I do a lot of traveling. A whole lot of traveling. Mostly Germany but sometimes outside or way outside. But the city I travel to most is Stuttgart. Not because my car was made there but because we have lots and lots of customers here.
Stuttgart and the surrounding cities are not bad, just the traffic is really murdering. They even beat Munich in traffic jams. Part of it is caused by the geography, Stuttgart is a whole between some hills, there is no way you can build decent roads, what is there must be used, no room for more roads.
The other cause is the so-called “Stuttgart 21” plan. This involves railway only but it will take the complete main station and move it underground. If you look where the station used to be it looks like a nuclear bomb just went of…. Big hole with lots of machines. This has its influences on railway traffic but also on everything that goes through the city.
This week is Rhapsody Training at a customer. 5 days! A long time ago a 5 day Rhapsody Training was normal, unfortunately this is no longer the case. It went to 3 days, often only 2 days and there are companions that estimate their employers to be able to learn UML and Rhapsody in 1 day.
This is, of course, total rubbish. Learning UML and Rhapsody takes just as long as learning ‘C’ and compiler/debugger. If by now you think: “Learning ‘C’ goes quick” then please dig your memory for the truth…,. Before you are an experienced ‘C’ programmer, years go by!
The UML is not more difficult or easy to learn, it is just different. And… you have to know ‘C’’ (or ‘C++’) before. This is what Rhapsody generates.
What is difficult about UML/Modeling? Well.. the way you do it is very different from traditional source code programming. I think that is the most difficult part for most “converted programmers”. Modeling is an art, you learn it by doing a real good training (like ours… 😉 ) and by doing it! You need to practice, read a lot, try a lot.

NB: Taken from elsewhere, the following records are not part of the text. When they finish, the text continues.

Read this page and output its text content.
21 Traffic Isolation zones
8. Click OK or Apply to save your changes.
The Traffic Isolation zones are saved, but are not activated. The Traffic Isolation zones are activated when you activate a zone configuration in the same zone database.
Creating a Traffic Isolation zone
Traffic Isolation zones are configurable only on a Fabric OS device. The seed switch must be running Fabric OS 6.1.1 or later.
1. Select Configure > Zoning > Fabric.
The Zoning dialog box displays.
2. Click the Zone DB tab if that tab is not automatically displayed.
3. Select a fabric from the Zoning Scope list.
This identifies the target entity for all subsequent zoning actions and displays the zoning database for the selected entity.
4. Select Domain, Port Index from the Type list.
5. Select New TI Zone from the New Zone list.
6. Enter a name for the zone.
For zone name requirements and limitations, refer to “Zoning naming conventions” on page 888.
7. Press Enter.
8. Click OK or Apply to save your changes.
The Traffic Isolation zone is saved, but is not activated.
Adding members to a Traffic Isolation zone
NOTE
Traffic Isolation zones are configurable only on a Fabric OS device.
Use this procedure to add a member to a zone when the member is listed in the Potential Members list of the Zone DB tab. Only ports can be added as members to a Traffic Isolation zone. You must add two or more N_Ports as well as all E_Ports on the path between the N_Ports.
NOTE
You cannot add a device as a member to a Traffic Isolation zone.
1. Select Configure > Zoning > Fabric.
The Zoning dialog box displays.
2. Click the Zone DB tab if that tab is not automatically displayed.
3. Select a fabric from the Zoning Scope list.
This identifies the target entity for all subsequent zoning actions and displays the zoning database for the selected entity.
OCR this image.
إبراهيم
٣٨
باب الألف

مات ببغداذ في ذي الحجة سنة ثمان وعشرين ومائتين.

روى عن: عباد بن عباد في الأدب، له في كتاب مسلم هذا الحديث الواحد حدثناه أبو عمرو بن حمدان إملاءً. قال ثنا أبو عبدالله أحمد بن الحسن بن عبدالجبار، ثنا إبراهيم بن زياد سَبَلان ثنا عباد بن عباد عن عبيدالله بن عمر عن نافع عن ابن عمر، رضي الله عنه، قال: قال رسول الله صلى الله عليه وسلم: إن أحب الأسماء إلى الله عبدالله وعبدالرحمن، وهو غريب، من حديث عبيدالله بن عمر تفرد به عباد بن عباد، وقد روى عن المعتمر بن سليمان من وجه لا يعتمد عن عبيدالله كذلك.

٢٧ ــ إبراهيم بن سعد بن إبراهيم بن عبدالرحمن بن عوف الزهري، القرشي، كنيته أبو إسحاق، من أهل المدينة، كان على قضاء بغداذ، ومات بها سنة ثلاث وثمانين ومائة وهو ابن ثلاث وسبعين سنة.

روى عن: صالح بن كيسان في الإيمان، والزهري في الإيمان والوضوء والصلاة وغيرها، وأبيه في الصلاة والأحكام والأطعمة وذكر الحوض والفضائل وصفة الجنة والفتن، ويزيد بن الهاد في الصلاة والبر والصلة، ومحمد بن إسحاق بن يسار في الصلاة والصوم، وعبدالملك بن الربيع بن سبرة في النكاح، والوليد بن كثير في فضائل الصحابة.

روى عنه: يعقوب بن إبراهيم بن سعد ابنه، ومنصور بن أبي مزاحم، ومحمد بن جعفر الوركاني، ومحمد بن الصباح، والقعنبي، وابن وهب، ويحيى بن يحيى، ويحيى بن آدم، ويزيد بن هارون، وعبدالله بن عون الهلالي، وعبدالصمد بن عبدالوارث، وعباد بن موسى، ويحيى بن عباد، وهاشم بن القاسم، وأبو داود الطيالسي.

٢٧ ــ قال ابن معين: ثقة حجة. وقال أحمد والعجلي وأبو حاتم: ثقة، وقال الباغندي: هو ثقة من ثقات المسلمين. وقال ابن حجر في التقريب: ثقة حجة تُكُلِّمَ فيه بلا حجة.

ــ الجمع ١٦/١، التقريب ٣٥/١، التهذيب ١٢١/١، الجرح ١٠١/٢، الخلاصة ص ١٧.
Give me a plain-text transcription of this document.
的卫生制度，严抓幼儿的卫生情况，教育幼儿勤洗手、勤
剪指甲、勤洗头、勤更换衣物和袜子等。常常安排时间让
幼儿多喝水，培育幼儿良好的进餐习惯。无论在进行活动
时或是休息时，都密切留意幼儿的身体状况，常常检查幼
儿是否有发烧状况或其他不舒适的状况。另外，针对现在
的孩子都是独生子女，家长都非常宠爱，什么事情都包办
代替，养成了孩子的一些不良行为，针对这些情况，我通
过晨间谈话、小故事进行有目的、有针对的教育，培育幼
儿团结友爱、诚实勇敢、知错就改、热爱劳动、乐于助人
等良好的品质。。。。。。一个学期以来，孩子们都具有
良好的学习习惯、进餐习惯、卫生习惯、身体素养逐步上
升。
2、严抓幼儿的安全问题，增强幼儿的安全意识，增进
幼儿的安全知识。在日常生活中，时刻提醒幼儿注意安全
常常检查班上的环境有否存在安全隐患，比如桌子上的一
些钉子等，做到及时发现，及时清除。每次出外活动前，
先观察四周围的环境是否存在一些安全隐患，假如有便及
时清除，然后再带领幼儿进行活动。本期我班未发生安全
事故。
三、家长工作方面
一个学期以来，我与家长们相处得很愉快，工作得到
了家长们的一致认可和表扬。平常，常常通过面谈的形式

I see many people using Rhapsody The way they use their IDE, try until the code generator produces the desired output. This is wrong! Follow the paths that people like Bruce Powel Douglas and others have described in books, modeling is a lot of work. In the end you will save because the number of errors and changes will be way lower than with traditional programming.
It pays of to invest in a good process (which diagram should I use when?, what information is where?) and in making your model so that it is actually your documentation. Modeling takes time but it is time you have to take anyway to give your brain the time to understand what you are doing.
I always say: a model behaves just like your car. If you car is dirty, it does not drive “good”. As soon as you wash and vacuum it, you will sense that it drives “better”. Subconsciously, admitted but true. A model behaves the same. If you make it nicer, with straight lines and with elements that have the same size and are outlined you will notice that it makes more fun to use the model. Some think that the drawing part is wasted time: trust me, it’s not!
So beautify your mode, insert navigation information so that other can also find their way in your model, use enough diagrams, (every diagram should answer a question) use requirements that you connect to model elements to show traceability. Use stereotypes, profiles and tags to store information in your model. After a while you will do that automatically and the quality of your modeling will increase dramatically. Also re-use will be much easier then it was.